Together with Anette Baldauf, Stefan initiated Spaces of Commoning, an interdisciplinary research project on commoning, artistic practices and the city, funded by the Wiener Wissenschafts and Technologie Fond for two years and documented in the eponymous book (Sternberg, 2016). Other book publications include a social fiction The Report (MAK, Museum for Applied Arts Vienna, 2015 with STEALTH.unlimited and Paul Currion); Big! Bad? Modern: Four Megabuildings in Vienna (Park Books, 2015 with Antje Lehn, Angelika Schnell et al.); and Vienna: Slow Capital (Academy of Fine Arts Vienna, 2011 with Lisa Schmidt-Colinet). His writing has appeared in Arch+, Le Monde Diplomatique, Bracket and MonU - Magazine on Urbanism, where Stefan serves as an advisor to the editorial board. Stefan’s research was awarded a Margarete Schütte-Lihotzky Stipend and an Akademie Schloss Solitude residency. He was a Cusanuswerk fellow from 1996 to 2001.

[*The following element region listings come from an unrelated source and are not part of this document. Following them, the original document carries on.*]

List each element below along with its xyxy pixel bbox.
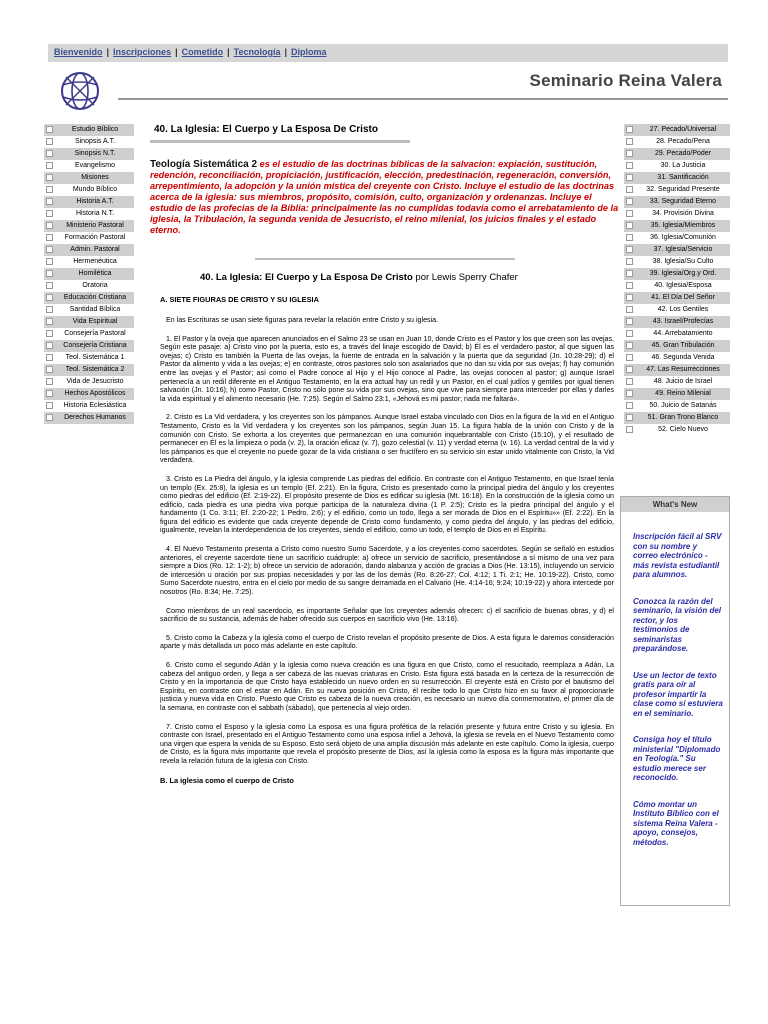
bullet-box-icon bbox=[626, 402, 633, 409]
bullet-box-icon bbox=[626, 210, 633, 217]
bullet-box-icon bbox=[626, 330, 633, 337]
right-menu-item-label: 31. Santificación bbox=[657, 174, 709, 182]
right-menu-item[interactable] bbox=[624, 268, 730, 280]
right-menu-item[interactable] bbox=[624, 388, 730, 400]
left-menu-item[interactable] bbox=[44, 292, 134, 304]
left-menu-item[interactable] bbox=[44, 364, 134, 376]
right-menu-item-label: 43. Israel/Profecías bbox=[652, 318, 714, 326]
left-menu-item[interactable] bbox=[44, 220, 134, 232]
right-menu-item-label: 38. Iglesia/Su Culto bbox=[652, 258, 714, 266]
article-paragraph: 3. Cristo es La Piedra del ángulo, y la iglesia comprende Las piedras del edificio. En contraste con el Antiguo Testamento, en que Israel tenía un templo (Ex. 25:8), la iglesia es un templo (Ef. 2:21). En la figura, Cristo es presentado como la principal piedra del ángulo y los creyentes como piedras del edificio (Ef. 2:19-22). El propósito presente de Dios es edificar su iglesia (Mt. 16:18). En la construcción de la iglesia como un edificio, cada piedra es una piedra viva porque participa de la naturaleza divina (1 P. 2:5); Cristo es la piedra principal del ángulo y el fundamento (1 Co. 3:11; Ef. 2:20-22; 1 Pedro. 2:6); y el edificio, como un todo, llega a ser morada de Dios en el Espíritu»» (Ef. 2:22). En la figura del edificio es evidente que cada creyente depende de Cristo como fundamento, y como piedra del ángulo, y las piedras del edificio, igualmente, revelan la interdependencia de los creyentes, siendo el edificio, como un todo, el templo de Dios en el Espíritu. bbox=[160, 474, 614, 535]
section-divider bbox=[255, 258, 515, 260]
left-menu-item[interactable] bbox=[44, 172, 134, 184]
right-menu-item[interactable] bbox=[624, 376, 730, 388]
article-paragraph: 7. Cristo como el Esposo y la iglesia como La esposa es una figura profética de la relación presente y futura entre Cristo y su iglesia. En contraste con Israel, presentado en el Antiguo Testamento como una esposa infiel a Jehová, la iglesia se revela en el Nuevo Testamento como una virgen que espera la venida de su Esposo. Esto será objeto de una amplia discusión más adelante en este capítulo. Como la iglesia, cuerpo de Cristo, es la figura más importante que revela el propósito presente de Dios, así la iglesia como la esposa es la figura más importante que revela la relación futura de la iglesia con Cristo. bbox=[160, 722, 614, 765]
right-menu-item-label: 49. Reino Milenial bbox=[655, 390, 711, 398]
section-title-b: B. La iglesia como el cuerpo de Cristo bbox=[160, 775, 294, 785]
left-menu-item-label: Teol. Sistemática 2 bbox=[65, 366, 125, 374]
topnav-separator: | bbox=[227, 47, 230, 57]
bullet-box-icon bbox=[46, 318, 53, 325]
topnav-link[interactable]: Bienvenido bbox=[54, 47, 103, 57]
right-menu-item-label: 41. El Día Del Señor bbox=[651, 294, 715, 302]
left-menu-item[interactable] bbox=[44, 160, 134, 172]
article-paragraph: En las Escrituras se usan siete figuras para revelar la relación entre Cristo y su iglesia. bbox=[166, 316, 439, 324]
top-navigation bbox=[48, 44, 728, 62]
right-menu-item[interactable] bbox=[624, 220, 730, 232]
article-paragraph: Como miembros de un real sacerdocio, es importante Señalar que los creyentes además ofrecen: c) el sacrificio de buenas obras, y d) el sacrificio de su sustancia, además de haber ofrecido sus cuerpos en sacrificio vivo (He. 13:16). bbox=[160, 606, 614, 624]
left-menu-item-label: Santidad Bíblica bbox=[69, 306, 121, 314]
topnav-link[interactable]: Tecnología bbox=[233, 47, 281, 57]
left-menu-item[interactable] bbox=[44, 328, 134, 340]
right-menu-item[interactable] bbox=[624, 400, 730, 412]
right-menu-item-label: 48. Juicio de Israel bbox=[653, 378, 713, 386]
bullet-box-icon bbox=[626, 246, 633, 253]
whats-new-link[interactable]: Conozca la razón del seminario, la visión del rector, y los testimonios de seminaristas preparándose. bbox=[633, 596, 722, 653]
header-divider bbox=[118, 98, 728, 100]
whats-new-list bbox=[621, 512, 729, 870]
topnav-link[interactable]: Diploma bbox=[291, 47, 327, 57]
article-paragraph: 5. Cristo como la Cabeza y la iglesia como el cuerpo de Cristo revelan el propósito presente de Dios. A esta figura le daremos consideración aparte y más detallada un poco más adelante en este capítulo. bbox=[160, 633, 614, 651]
left-menu-item[interactable] bbox=[44, 304, 134, 316]
article-paragraph: 2. Cristo es La Vid verdadera, y los creyentes son los pámpanos. Aunque Israel estaba vinculado con Dios en la figura de la vid en el Antiguo Testamento, Cristo es la Vid verdadera y los creyentes son los pámpanos, según Juan 15. La figura habla de la unión con Cristo y de la comunión con Cristo. Se exhorta a los creyentes que permanezcan en una comunión inquebrantable con Cristo (15:10), y el resultado de permanecer en Él es la limpieza o poda (v. 2), la oración eficaz (v. 7), gozo celestial (v. 11) y verdad eterna (v. 16). La verdad central de la vid y los pámpanos es que el creyente no puede gozar de la vida cristiana o ser fructífero en su servicio sin estar unido vitalmente con Cristo, la Vid verdadera. bbox=[160, 413, 614, 465]
right-menu-item-label: 40. Iglesia/Esposa bbox=[654, 282, 712, 290]
left-menu-item-label: Hechos Apostólicos bbox=[64, 390, 126, 398]
left-menu-item-label: Oratoria bbox=[82, 282, 108, 290]
left-menu-item[interactable] bbox=[44, 340, 134, 352]
article-paragraph: 4. El Nuevo Testamento presenta a Cristo como nuestro Sumo Sacerdote, y a los creyentes como sacerdotes. Según se señaló en estudios anteriores, el creyente sacerdote tiene un sacrificio cuádruple: a) ofrece un servicio de sacrificio, presentándose a sí mismo de una vez para siempre a Dios (Ro. 12: 1-2); b) ofrece un servicio de adoración, dando alabanza y acción de gracias a Dios (He. 13:15), incluyendo un servicio de intercesión u oración por sus propias necesidades y por las de los demás (Ro. 8:26-27; Col. 4:12; 1 Ti. 2:1; He. 10:19-22). Cristo, como Sumo Sacerdote nuestro, entra en el cielo por medio de su sangre derramada en el Calvario (He. 4:14-16; 9:24; 10:19-22) y ahora intercede por nosotros (Ro. 8:34; He. 7:25). bbox=[160, 545, 614, 597]
left-menu-item-label: Admin. Pastoral bbox=[70, 246, 120, 254]
bullet-box-icon bbox=[46, 282, 53, 289]
course-label: Teología Sistemática 2 bbox=[150, 159, 258, 170]
article-paragraph: 1. El Pastor y la oveja que aparecen anunciados en el Salmo 23 se usan en Juan 10, donde Cristo es el Pastor y los que creen son las ovejas. Según este pasaje: a) Cristo vino por la puerta, esto es, a través del linaje escogido de David; b) Él es el verdadero pastor, al que siguen las ovejas; c) Cristo es también la Puerta de las ovejas, la fuente de entrada en la salvación y la puerta que da seguridad (Jn. 10:28-29); d) el Pastor da alimento y vida a las ovejas; e) en contraste, otros pastores solo son asalariados que no dan su vida por sus ovejas; f) hay comunión entre las ovejas y el Pastor; así como el Padre conoce al Hijo y el Hijo conoce al Padre, las ovejas conocen al pastor; g) aunque Israel pertenecía a un redil diferente en el Antiguo Testamento, en la era actual hay un redil y un Pastor, en el cual judíos y gentiles por igual tienen salvación (Jn. 10:16); h) como Pastor, Cristo no sólo pone su vida por sus ovejas, sino que vive para siempre para interceder por ellas y darles la vida espiritual y el alimento necesario (He. 7:25). Según el Salmo 23:1, «Jehová es mi pastor; nada me faltará». bbox=[160, 334, 614, 403]
left-menu-item-label: Homilética bbox=[78, 270, 112, 278]
right-menu-item-label: 36. Iglesia/Comunión bbox=[650, 234, 716, 242]
bullet-box-icon bbox=[46, 330, 53, 337]
bullet-box-icon bbox=[626, 354, 633, 361]
left-menu-item-label: Consejería Pastoral bbox=[64, 330, 126, 338]
bullet-box-icon bbox=[626, 198, 633, 205]
right-menu-item[interactable] bbox=[624, 340, 730, 352]
main-content bbox=[150, 124, 620, 797]
topnav-separator: | bbox=[175, 47, 178, 57]
bullet-box-icon bbox=[46, 186, 53, 193]
right-menu-item[interactable] bbox=[624, 304, 730, 316]
right-menu-item-label: 34. Provisión Divina bbox=[652, 210, 714, 218]
bullet-box-icon bbox=[46, 150, 53, 157]
whats-new-link[interactable]: Use un lector de texto gratis para oír al profesor impartir la clase como si estuviera en el seminario. bbox=[633, 670, 723, 718]
right-menu-item-label: 52. Cielo Nuevo bbox=[658, 426, 708, 434]
right-menu-item-label: 44. Arrebatamiento bbox=[653, 330, 713, 338]
topnav-link[interactable]: Inscripciones bbox=[113, 47, 172, 57]
right-menu-item[interactable] bbox=[624, 232, 730, 244]
left-menu-item-label: Historia N.T. bbox=[75, 210, 115, 218]
left-menu-item[interactable] bbox=[44, 412, 134, 424]
right-menu-item-label: 47. Las Resurrecciones bbox=[646, 366, 720, 374]
right-menu-item[interactable] bbox=[624, 364, 730, 376]
left-menu-item-label: Sinopsis N.T. bbox=[74, 150, 116, 158]
right-menu-item[interactable] bbox=[624, 148, 730, 160]
globe-logo-icon[interactable] bbox=[58, 69, 102, 113]
course-description-text: es el estudio de las doctrinas bíblicas de la salvacion: expiación, sustitución, redención, reconciliación, propiciación, justificación, elección, predestinación, regeneración, conversión, arrepentimiento, la adopción y la unión mística del creyente con Cristo. Incluye el estudio de las doctrinas acerca de la iglesia: sus miembros, propósito, comisión, culto, organización y ordenanzas. Incluye el estudio de las profecías de la Biblia: principalmente las no cumplidas todavía como el arrebatamiento de la iglesia, la Tribulación, la segunda venida de Jesucristo, el reino milenial, los juicios finales y el estado eterno. bbox=[150, 159, 619, 235]
bullet-box-icon bbox=[46, 246, 53, 253]
left-menu-item-label: Historia A.T. bbox=[76, 198, 114, 206]
right-menu-item-label: 51. Gran Trono Blanco bbox=[647, 414, 719, 422]
bullet-box-icon bbox=[626, 378, 633, 385]
left-menu-item-label: Derechos Humanos bbox=[64, 414, 126, 422]
right-menu-item-label: 27. Pecado/Universal bbox=[649, 126, 717, 134]
right-menu-item-label: 50. Juicio de Satanás bbox=[649, 402, 717, 410]
right-menu-item-label: 32. Seguridad Presente bbox=[646, 186, 720, 194]
bullet-box-icon bbox=[46, 306, 53, 313]
left-menu-item-label: Historia Eclesiástica bbox=[63, 402, 127, 410]
right-menu-item[interactable] bbox=[624, 160, 730, 172]
right-menu-item[interactable] bbox=[624, 316, 730, 328]
left-menu-item[interactable] bbox=[44, 184, 134, 196]
left-menu-item[interactable] bbox=[44, 256, 134, 268]
left-menu-item-label: Teol. Sistemática 1 bbox=[65, 354, 125, 362]
whats-new-title: What's New bbox=[621, 497, 729, 512]
right-menu-item[interactable] bbox=[624, 280, 730, 292]
right-menu-item-label: 28. Pecado/Pena bbox=[656, 138, 710, 146]
topnav-separator: | bbox=[284, 47, 288, 57]
bullet-box-icon bbox=[46, 234, 53, 241]
bullet-box-icon bbox=[46, 198, 53, 205]
bullet-box-icon bbox=[626, 150, 633, 157]
bullet-box-icon bbox=[46, 138, 53, 145]
title-divider bbox=[150, 140, 410, 143]
bullet-box-icon bbox=[626, 162, 633, 169]
right-menu-item[interactable] bbox=[624, 196, 730, 208]
site-header bbox=[48, 66, 728, 116]
right-menu-item[interactable] bbox=[624, 184, 730, 196]
article-paragraph: 6. Cristo como el segundo Adán y la iglesia como nueva creación es una figura en que Cristo, como el resucitado, reemplaza a Adán, La cabeza del antiguo orden, y llega a ser cabeza de las nuevas criaturas en Cristo. Esta figura está basada en la certeza de la resurrección de Cristo y en la importancia de que Cristo haya establecido un nuevo orden en su resurrección. El creyente está en Cristo por el bautismo del Espíritu, en contraste con el estar en Adán. En su nueva posición en Cristo, él recibe todo lo que Cristo hizo en su favor al proporcionarle justicia y nueva vida en Cristo. Puesto que Cristo es cabeza de la nueva creación, es necesario un nuevo día conmemorativo, el primer día de la semana, en contraste con el sabbath (sábado), que pertenecía al viejo orden. bbox=[160, 661, 614, 712]
article-body bbox=[150, 316, 620, 766]
left-menu-item-label: Evangelismo bbox=[74, 162, 116, 170]
bullet-box-icon bbox=[626, 138, 633, 145]
right-menu-item[interactable] bbox=[624, 256, 730, 268]
bullet-box-icon bbox=[626, 414, 633, 421]
right-menu-item[interactable] bbox=[624, 136, 730, 148]
course-description bbox=[150, 159, 620, 236]
bullet-box-icon bbox=[46, 270, 53, 277]
right-menu-item[interactable] bbox=[624, 352, 730, 364]
bullet-box-icon bbox=[626, 294, 633, 301]
bullet-box-icon bbox=[46, 210, 53, 217]
bullet-box-icon bbox=[626, 186, 633, 193]
left-menu-item-label: Mundo Bíblico bbox=[72, 186, 118, 194]
right-menu-item-label: 30. La Justicia bbox=[660, 162, 706, 170]
bullet-box-icon bbox=[46, 174, 53, 181]
right-menu-item[interactable] bbox=[624, 124, 730, 136]
right-menu-item-label: 42. Los Gentiles bbox=[657, 306, 709, 314]
right-menu-item-label: 37. Iglesia/Servicio bbox=[653, 246, 713, 254]
bullet-box-icon bbox=[46, 222, 53, 229]
left-menu-item[interactable] bbox=[44, 376, 134, 388]
right-menu-item-label: 39. Iglesia/Org.y Ord. bbox=[649, 270, 717, 278]
left-menu-item-label: Estudio Bíblico bbox=[71, 126, 119, 134]
section-title-a: A. SIETE FIGURAS DE CRISTO Y SU IGLESIA bbox=[160, 295, 319, 304]
whats-new-link[interactable]: Inscripción fácil al SRV con su nombre y correo electrónico - más revista estudiantil para alumnos. bbox=[633, 532, 722, 579]
right-menu-item-label: 33. Seguridad Eterno bbox=[649, 198, 717, 206]
left-menu-item[interactable] bbox=[44, 316, 134, 328]
bullet-box-icon bbox=[626, 282, 633, 289]
article-heading bbox=[200, 272, 620, 283]
left-menu-item[interactable] bbox=[44, 196, 134, 208]
left-menu-item-label: Hermenéutica bbox=[73, 258, 117, 266]
right-menu-item[interactable] bbox=[624, 172, 730, 184]
right-menu-item-label: 29. Pecado/Poder bbox=[654, 150, 712, 158]
bullet-box-icon bbox=[46, 390, 53, 397]
left-menu-item[interactable] bbox=[44, 388, 134, 400]
left-menu-item[interactable] bbox=[44, 232, 134, 244]
left-menu-item-label: Sinopsis A.T. bbox=[74, 138, 116, 146]
left-menu-item-label: Educación Cristiana bbox=[63, 294, 127, 302]
bullet-box-icon bbox=[46, 414, 53, 421]
left-menu-item[interactable] bbox=[44, 352, 134, 364]
bullet-box-icon bbox=[626, 258, 633, 265]
bullet-box-icon bbox=[626, 426, 633, 433]
bullet-box-icon bbox=[626, 342, 633, 349]
bullet-box-icon bbox=[46, 162, 53, 169]
bullet-box-icon bbox=[46, 294, 53, 301]
left-menu-item-label: Consejería Cristiana bbox=[63, 342, 127, 350]
right-menu-item[interactable] bbox=[624, 292, 730, 304]
left-menu-item[interactable] bbox=[44, 280, 134, 292]
left-menu-item[interactable] bbox=[44, 400, 134, 412]
left-menu-item-label: Vida de Jesucristo bbox=[66, 378, 124, 386]
left-menu-item-label: Misiones bbox=[81, 174, 109, 182]
left-course-menu bbox=[44, 124, 134, 424]
bullet-box-icon bbox=[626, 126, 633, 133]
page-title: 40. La Iglesia: El Cuerpo y La Esposa De Cristo bbox=[154, 124, 378, 135]
bullet-box-icon bbox=[46, 366, 53, 373]
right-menu-item[interactable] bbox=[624, 328, 730, 340]
bullet-box-icon bbox=[626, 234, 633, 241]
bullet-box-icon bbox=[46, 342, 53, 349]
article-author: por Lewis Sperry Chafer bbox=[415, 272, 518, 283]
bullet-box-icon bbox=[626, 174, 633, 181]
topnav-separator: | bbox=[106, 47, 110, 57]
bullet-box-icon bbox=[626, 270, 633, 277]
bullet-box-icon bbox=[46, 258, 53, 265]
right-menu-item[interactable] bbox=[624, 424, 730, 436]
bullet-box-icon bbox=[626, 318, 633, 325]
bullet-box-icon bbox=[626, 222, 633, 229]
whats-new-box bbox=[620, 496, 730, 906]
right-menu-item[interactable] bbox=[624, 208, 730, 220]
left-menu-item-label: Vida Espiritual bbox=[72, 318, 118, 326]
left-menu-item-label: Ministerio Pastoral bbox=[66, 222, 124, 230]
site-title: Seminario Reina Valera bbox=[529, 71, 722, 90]
right-lesson-menu bbox=[624, 124, 730, 436]
bullet-box-icon bbox=[626, 366, 633, 373]
bullet-box-icon bbox=[46, 378, 53, 385]
whats-new-link[interactable]: Consiga hoy el título ministerial "Diplomado en Teología." Su estudio merece ser reconocido. bbox=[633, 735, 721, 782]
left-menu-item[interactable] bbox=[44, 148, 134, 160]
bullet-box-icon bbox=[46, 354, 53, 361]
left-menu-item-label: Formación Pastoral bbox=[64, 234, 126, 242]
left-menu-item[interactable] bbox=[44, 244, 134, 256]
right-menu-item[interactable] bbox=[624, 244, 730, 256]
bullet-box-icon bbox=[626, 390, 633, 397]
left-menu-item[interactable] bbox=[44, 136, 134, 148]
left-menu-item[interactable] bbox=[44, 208, 134, 220]
right-menu-item-label: 46. Segunda Venida bbox=[651, 354, 715, 362]
right-menu-item-label: 35. Iglesia/Miembros bbox=[650, 222, 716, 230]
bullet-box-icon bbox=[46, 402, 53, 409]
whats-new-link[interactable]: Cómo montar un Instituto Bíblico con el sistema Reina Valera - apoyo, consejos, métodos. bbox=[633, 799, 719, 847]
right-menu-item-label: 45. Gran Tribulación bbox=[651, 342, 715, 350]
article-title: 40. La Iglesia: El Cuerpo y La Esposa De Cristo bbox=[200, 272, 413, 283]
topnav-link[interactable]: Cometido bbox=[181, 47, 224, 57]
right-menu-item[interactable] bbox=[624, 412, 730, 424]
left-menu-item[interactable] bbox=[44, 268, 134, 280]
left-menu-item[interactable] bbox=[44, 124, 134, 136]
bullet-box-icon bbox=[626, 306, 633, 313]
bullet-box-icon bbox=[46, 126, 53, 133]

Stefan is a licensed architect in Germany and holds a Dipl.-Ing. professional degree from the Rheinisch-Westfälische Technische Hochschule in Aachen, Germany, where he graduated summa cum laude, and a post-graduate degree MSAAD with honors from Columbia University. As a student he received the Springorum medal and a William Kinne Fellow Traveling prize.
A dual French and German citizen, Stefan was born in London and raised on both sides of the equator in the Americas, as well as both sides of the Iron Curtain in Europe.